Prime prove di un ritorno alla vita pre-coronavirus negli Stati Uniti. Microsoft ha annunciato che, a partire dal prossimo lunedì, una parte dei suoi dipendenti tornerà a lavorare nella sua sede a Redmond, Washington, pur riconoscendo che la vita lavorativa potrebbe non essere più la stessa.
In questa fase di riapertura, che il colosso del software ha descritto come la quarta in sei fasi, il campus di Redmond offrirà a circa 57.000 dipendenti non essenziali la scelta di lavorare dall’ufficio, da casa o da una combinazione di entrambi. Per chi si recherà in ufficio, la società continuerà inoltre a richiedere ai dipendenti di indossare la maschera e mantenere le distanze sociali.
Un passo in avanti, dunque, ma ancora lontano dell’apertura degli uffici senza restrizioni. Una condizione, quest’ultima che, secondo le indicazioni, sarà possibile solo quando il virus si comporterà come “un’influenza stagionale”, ha scritto sul blog dell’azienda Kurt DelBene, vicepresidente esecutivo del gruppo. Ma anche allora, appare difficile che la vita in ufficio dei 160.000 dipendenti di Microsoft possa assomigliare a quella che aveva prima della pandemia.
Joe Biden, ha detto che spera in un ritorno alla normalità entro il 4 luglio, giorno dell’Indipendenza. Per quel giorno il presidente Usa promette agli americani l’indipendenza dal covid, anche se al momento sono ancora numerose le incertezze, a partire dalle nuove varianti che mantengono alta la soglia di attenzione nei confronti dei contagi.

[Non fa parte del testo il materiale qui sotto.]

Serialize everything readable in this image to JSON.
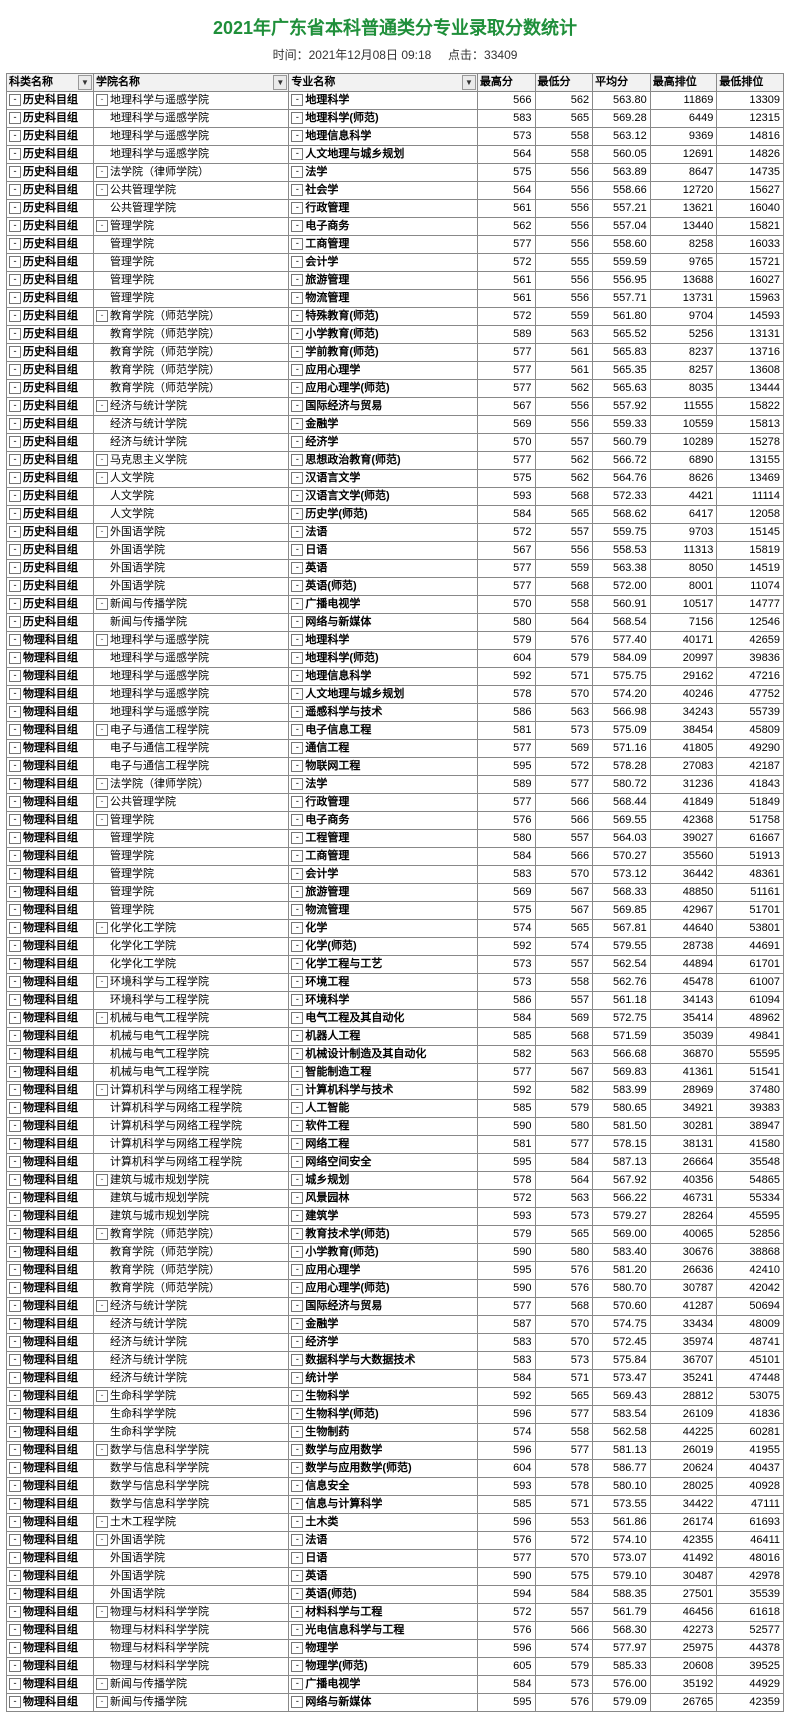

Microsoft e Corporate America divisa sullo smart working
Le aziende americane hanno adottato un approccio diverso nei confronti del lavoro da remoto, modalità che sia è affermata nell’ultimo anno proprio per evitare un aumento dei contagi.

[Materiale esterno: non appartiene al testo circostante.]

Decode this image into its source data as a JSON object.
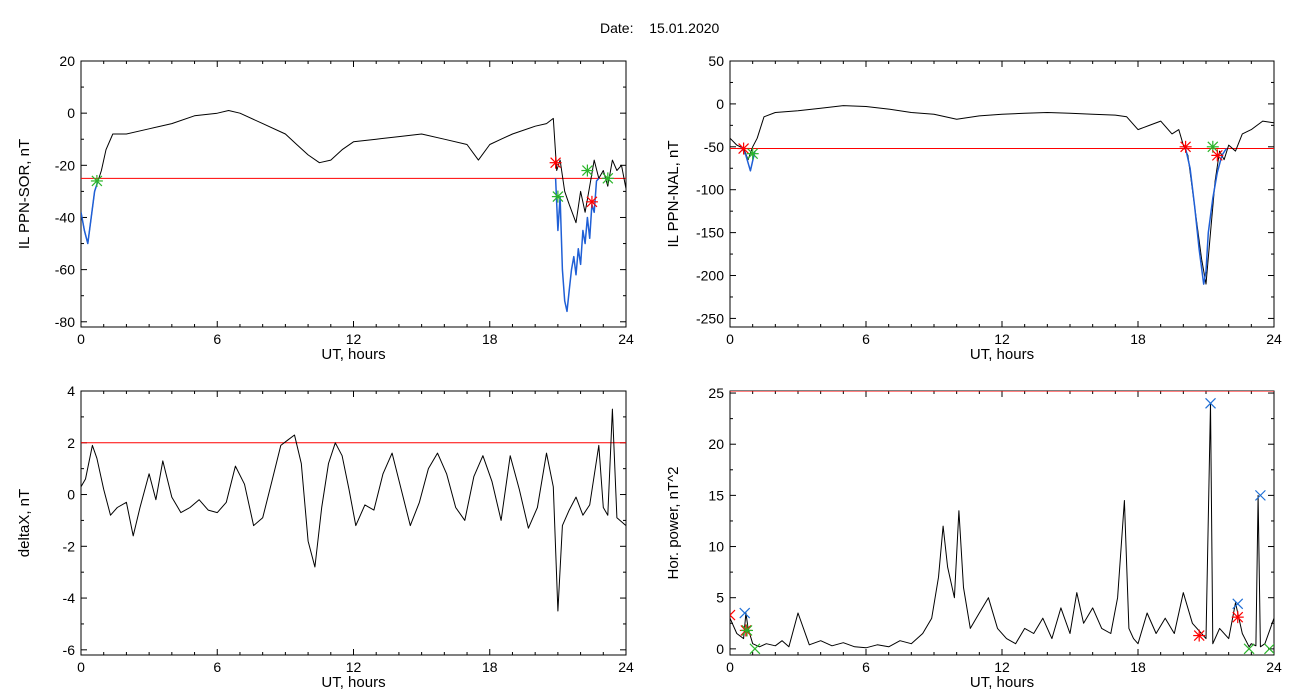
{
  "header": {
    "date_label": "Date:",
    "date_value": "15.01.2020"
  },
  "colors": {
    "axis": "#000000",
    "trace": "#000000",
    "threshold": "#ff0000",
    "segment": "#1f5fd6",
    "marker_red": "#ff0000",
    "marker_green": "#2bb52b",
    "marker_blue": "#1f6fd6"
  },
  "chart_data": [
    {
      "type": "line",
      "id": "sor",
      "xlabel": "UT, hours",
      "ylabel": "IL PPN-SOR, nT",
      "xlim": [
        0,
        24
      ],
      "ylim": [
        -82,
        20
      ],
      "xticks": [
        0,
        6,
        12,
        18,
        24
      ],
      "xtick_labels": [
        "0",
        "6",
        "12",
        "18",
        "24"
      ],
      "yticks": [
        20,
        0,
        -20,
        -40,
        -60,
        -80
      ],
      "ytick_labels": [
        "20",
        "0",
        "-20",
        "-40",
        "-60",
        "-80"
      ],
      "threshold": -25,
      "series": [
        {
          "role": "trace",
          "x": [
            0,
            0.15,
            0.3,
            0.45,
            0.6,
            0.75,
            0.9,
            1.1,
            1.4,
            2,
            3,
            4,
            5,
            6,
            6.5,
            7,
            8,
            9,
            9.5,
            10,
            10.5,
            11,
            11.5,
            12,
            13,
            14,
            15,
            16,
            17,
            17.5,
            18,
            18.5,
            19,
            20,
            20.5,
            20.8,
            20.95,
            21.1,
            21.3,
            21.5,
            21.8,
            22,
            22.2,
            22.4,
            22.6,
            22.8,
            23,
            23.2,
            23.4,
            23.6,
            23.8,
            24
          ],
          "y": [
            -38,
            -45,
            -50,
            -40,
            -30,
            -26,
            -22,
            -14,
            -8,
            -8,
            -6,
            -4,
            -1,
            0,
            1,
            0,
            -4,
            -8,
            -12,
            -16,
            -19,
            -18,
            -14,
            -11,
            -10,
            -9,
            -8,
            -10,
            -12,
            -18,
            -12,
            -10,
            -8,
            -5,
            -4,
            -2,
            -22,
            -18,
            -30,
            -35,
            -42,
            -30,
            -38,
            -28,
            -18,
            -25,
            -22,
            -28,
            -18,
            -22,
            -20,
            -29
          ]
        },
        {
          "role": "segment",
          "x": [
            0,
            0.15,
            0.3,
            0.45,
            0.6,
            0.75
          ],
          "y": [
            -38,
            -45,
            -50,
            -40,
            -30,
            -26
          ]
        },
        {
          "role": "segment",
          "x": [
            20.9,
            21,
            21.1,
            21.2,
            21.3,
            21.4,
            21.5,
            21.6,
            21.7,
            21.8,
            21.9,
            22,
            22.1,
            22.2,
            22.3,
            22.4,
            22.5,
            22.6,
            22.7,
            22.8
          ],
          "y": [
            -25,
            -45,
            -32,
            -60,
            -72,
            -76,
            -68,
            -60,
            -55,
            -62,
            -52,
            -58,
            -45,
            -50,
            -40,
            -48,
            -35,
            -38,
            -26,
            -25
          ]
        }
      ],
      "markers": [
        {
          "x": 0.7,
          "y": -26,
          "color": "green",
          "shape": "star"
        },
        {
          "x": 20.9,
          "y": -19,
          "color": "red",
          "shape": "star"
        },
        {
          "x": 21.0,
          "y": -32,
          "color": "green",
          "shape": "star"
        },
        {
          "x": 22.3,
          "y": -22,
          "color": "green",
          "shape": "star"
        },
        {
          "x": 22.5,
          "y": -34,
          "color": "red",
          "shape": "star"
        },
        {
          "x": 23.2,
          "y": -25,
          "color": "green",
          "shape": "star"
        }
      ]
    },
    {
      "type": "line",
      "id": "nal",
      "xlabel": "UT, hours",
      "ylabel": "IL PPN-NAL, nT",
      "xlim": [
        0,
        24
      ],
      "ylim": [
        -260,
        50
      ],
      "xticks": [
        0,
        6,
        12,
        18,
        24
      ],
      "xtick_labels": [
        "0",
        "6",
        "12",
        "18",
        "24"
      ],
      "yticks": [
        50,
        0,
        -50,
        -100,
        -150,
        -200,
        -250
      ],
      "ytick_labels": [
        "50",
        "0",
        "-50",
        "-100",
        "-150",
        "-200",
        "-250"
      ],
      "threshold": -52,
      "series": [
        {
          "role": "trace",
          "x": [
            0,
            0.3,
            0.6,
            0.8,
            1,
            1.2,
            1.5,
            2,
            3,
            4,
            5,
            6,
            7,
            8,
            9,
            10,
            11,
            12,
            13,
            14,
            15,
            16,
            17,
            17.5,
            18,
            18.5,
            19,
            19.5,
            19.8,
            20,
            20.2,
            20.5,
            20.8,
            21,
            21.2,
            21.4,
            21.6,
            21.8,
            22,
            22.3,
            22.6,
            23,
            23.5,
            24
          ],
          "y": [
            -40,
            -48,
            -52,
            -65,
            -50,
            -40,
            -15,
            -10,
            -8,
            -5,
            -2,
            -3,
            -6,
            -10,
            -12,
            -18,
            -14,
            -12,
            -11,
            -10,
            -11,
            -12,
            -13,
            -15,
            -30,
            -25,
            -20,
            -35,
            -30,
            -48,
            -60,
            -120,
            -180,
            -210,
            -150,
            -90,
            -55,
            -65,
            -48,
            -55,
            -35,
            -30,
            -20,
            -22
          ]
        },
        {
          "role": "segment",
          "x": [
            0.5,
            0.7,
            0.9,
            1.1
          ],
          "y": [
            -50,
            -60,
            -78,
            -55
          ]
        },
        {
          "role": "segment",
          "x": [
            20.1,
            20.3,
            20.5,
            20.7,
            20.9,
            21,
            21.1,
            21.3,
            21.5,
            21.7,
            21.9
          ],
          "y": [
            -52,
            -75,
            -120,
            -170,
            -210,
            -195,
            -150,
            -110,
            -80,
            -60,
            -52
          ]
        }
      ],
      "markers": [
        {
          "x": 0.6,
          "y": -52,
          "color": "red",
          "shape": "star"
        },
        {
          "x": 1.0,
          "y": -58,
          "color": "green",
          "shape": "star"
        },
        {
          "x": 20.1,
          "y": -50,
          "color": "red",
          "shape": "star"
        },
        {
          "x": 21.3,
          "y": -50,
          "color": "green",
          "shape": "star"
        },
        {
          "x": 21.5,
          "y": -60,
          "color": "red",
          "shape": "star"
        }
      ]
    },
    {
      "type": "line",
      "id": "deltax",
      "xlabel": "UT, hours",
      "ylabel": "deltaX, nT",
      "xlim": [
        0,
        24
      ],
      "ylim": [
        -6.2,
        4
      ],
      "xticks": [
        0,
        6,
        12,
        18,
        24
      ],
      "xtick_labels": [
        "0",
        "6",
        "12",
        "18",
        "24"
      ],
      "yticks": [
        4,
        2,
        0,
        -2,
        -4,
        -6
      ],
      "ytick_labels": [
        "4",
        "2",
        "0",
        "-2",
        "-4",
        "-6"
      ],
      "threshold": 2,
      "series": [
        {
          "role": "trace",
          "x": [
            0,
            0.2,
            0.5,
            0.7,
            1,
            1.3,
            1.6,
            2,
            2.3,
            2.6,
            3,
            3.3,
            3.6,
            4,
            4.4,
            4.8,
            5.2,
            5.6,
            6,
            6.4,
            6.8,
            7.2,
            7.6,
            8,
            8.4,
            8.8,
            9.1,
            9.4,
            9.7,
            10,
            10.3,
            10.6,
            10.9,
            11.2,
            11.5,
            11.8,
            12.1,
            12.5,
            12.9,
            13.3,
            13.7,
            14.1,
            14.5,
            14.9,
            15.3,
            15.7,
            16.1,
            16.5,
            16.9,
            17.3,
            17.7,
            18.1,
            18.5,
            18.9,
            19.3,
            19.7,
            20.1,
            20.5,
            20.8,
            21,
            21.2,
            21.5,
            21.8,
            22.1,
            22.4,
            22.8,
            23,
            23.2,
            23.4,
            23.6,
            24
          ],
          "y": [
            0.3,
            0.6,
            1.9,
            1.4,
            0.2,
            -0.8,
            -0.5,
            -0.3,
            -1.6,
            -0.5,
            0.8,
            -0.2,
            1.3,
            -0.1,
            -0.7,
            -0.5,
            -0.2,
            -0.6,
            -0.7,
            -0.3,
            1.1,
            0.4,
            -1.2,
            -0.9,
            0.5,
            1.9,
            2.1,
            2.3,
            1.2,
            -1.8,
            -2.8,
            -0.5,
            1.2,
            2.0,
            1.5,
            0.2,
            -1.2,
            -0.4,
            -0.6,
            0.8,
            1.6,
            0.2,
            -1.2,
            -0.3,
            1.0,
            1.6,
            0.8,
            -0.5,
            -1.0,
            0.7,
            1.5,
            0.5,
            -1.0,
            1.5,
            0.2,
            -1.3,
            -0.5,
            1.6,
            0.3,
            -4.5,
            -1.2,
            -0.6,
            -0.1,
            -0.8,
            -0.4,
            1.9,
            -0.5,
            -0.8,
            3.3,
            -0.9,
            -1.2
          ]
        }
      ],
      "markers": []
    },
    {
      "type": "line",
      "id": "power",
      "xlabel": "UT, hours",
      "ylabel": "Hor. power, nT^2",
      "xlim": [
        0,
        24
      ],
      "ylim": [
        -0.6,
        25.2
      ],
      "xticks": [
        0,
        6,
        12,
        18,
        24
      ],
      "xtick_labels": [
        "0",
        "6",
        "12",
        "18",
        "24"
      ],
      "yticks": [
        25,
        20,
        15,
        10,
        5,
        0
      ],
      "ytick_labels": [
        "25",
        "20",
        "15",
        "10",
        "5",
        "0"
      ],
      "threshold": 25.2,
      "series": [
        {
          "role": "trace",
          "x": [
            0,
            0.3,
            0.6,
            0.7,
            0.8,
            1,
            1.3,
            1.6,
            2,
            2.3,
            2.6,
            3,
            3.5,
            4,
            4.5,
            5,
            5.5,
            6,
            6.5,
            7,
            7.5,
            8,
            8.5,
            8.9,
            9.2,
            9.4,
            9.6,
            9.9,
            10.1,
            10.3,
            10.6,
            11,
            11.4,
            11.8,
            12.2,
            12.6,
            13,
            13.4,
            13.8,
            14.2,
            14.6,
            15,
            15.3,
            15.6,
            16,
            16.4,
            16.8,
            17.1,
            17.4,
            17.6,
            17.8,
            18,
            18.4,
            18.8,
            19.2,
            19.6,
            20,
            20.4,
            20.8,
            21,
            21.2,
            21.3,
            21.6,
            22,
            22.3,
            22.6,
            22.9,
            23,
            23.2,
            23.3,
            23.4,
            23.6,
            24
          ],
          "y": [
            3,
            1.5,
            1,
            3.5,
            2,
            0.5,
            0.2,
            0.5,
            0.3,
            0.8,
            0.2,
            3.5,
            0.4,
            0.8,
            0.3,
            0.6,
            0.2,
            0.1,
            0.4,
            0.2,
            0.8,
            0.5,
            1.5,
            3.0,
            7.0,
            12.0,
            8.0,
            5.0,
            13.5,
            6.0,
            2.0,
            3.5,
            5.0,
            2.0,
            1.0,
            0.5,
            2.0,
            1.5,
            3.0,
            1.0,
            4.0,
            1.5,
            5.5,
            2.5,
            4.0,
            2.0,
            1.5,
            5.0,
            14.5,
            2.0,
            1.0,
            0.5,
            3.5,
            1.5,
            3.0,
            1.5,
            5.5,
            2.5,
            1.5,
            1.0,
            24.0,
            0.5,
            2.0,
            1.0,
            4.5,
            1.5,
            0.2,
            0.5,
            0.3,
            15.0,
            0.2,
            0.5,
            3.0
          ]
        }
      ],
      "markers": [
        {
          "x": 0.0,
          "y": 3.3,
          "color": "red",
          "shape": "x"
        },
        {
          "x": 0.65,
          "y": 3.5,
          "color": "blue",
          "shape": "x"
        },
        {
          "x": 0.7,
          "y": 1.8,
          "color": "red",
          "shape": "star"
        },
        {
          "x": 0.75,
          "y": 1.8,
          "color": "green",
          "shape": "star"
        },
        {
          "x": 1.1,
          "y": 0.0,
          "color": "green",
          "shape": "x"
        },
        {
          "x": 20.7,
          "y": 1.3,
          "color": "red",
          "shape": "star"
        },
        {
          "x": 21.2,
          "y": 24.0,
          "color": "blue",
          "shape": "x"
        },
        {
          "x": 22.4,
          "y": 4.4,
          "color": "blue",
          "shape": "x"
        },
        {
          "x": 22.4,
          "y": 3.1,
          "color": "red",
          "shape": "star"
        },
        {
          "x": 22.9,
          "y": 0.0,
          "color": "green",
          "shape": "x"
        },
        {
          "x": 23.4,
          "y": 15.0,
          "color": "blue",
          "shape": "x"
        },
        {
          "x": 23.8,
          "y": 0.0,
          "color": "green",
          "shape": "x"
        }
      ]
    }
  ]
}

Inizialmente i big della tecnologia si erano detti molto propensi al lavoro da casa ma nelle ultime settimane evidentemente sta cambiando qualcosa. Nei giorni scorsi era stato l’a.d di Apple Tim Cook a premere il ritorno in ufficio dei suoi dipendenti.
Tra i settori che peggio ha digerito lo smartworking, spicca quello finanziario.
Poche settimane fa, David Solomon, ceo di Goldman Sachs, ha definito lo smart working “un’aberrazione” e ha esortato il governo federale a incentivare il rientro dei dipendenti in ufficio. “Non voglio altri dipendenti che lavorino in remoto”. “Per noi non è l’ideale e nemmeno la nuova normalità”, ha tuonato Solomon, che negli ultimi giorni ha dovuto far fronte anche alle pesanti accuse suo turni di lavoro massacranti arrivate dagli analisti.
“Dobbiamo correggere questo andazzo il prima possibile. Non voglio che i tirocinanti, che inizieranno a lavorare in estate, lo facciano da remoto”.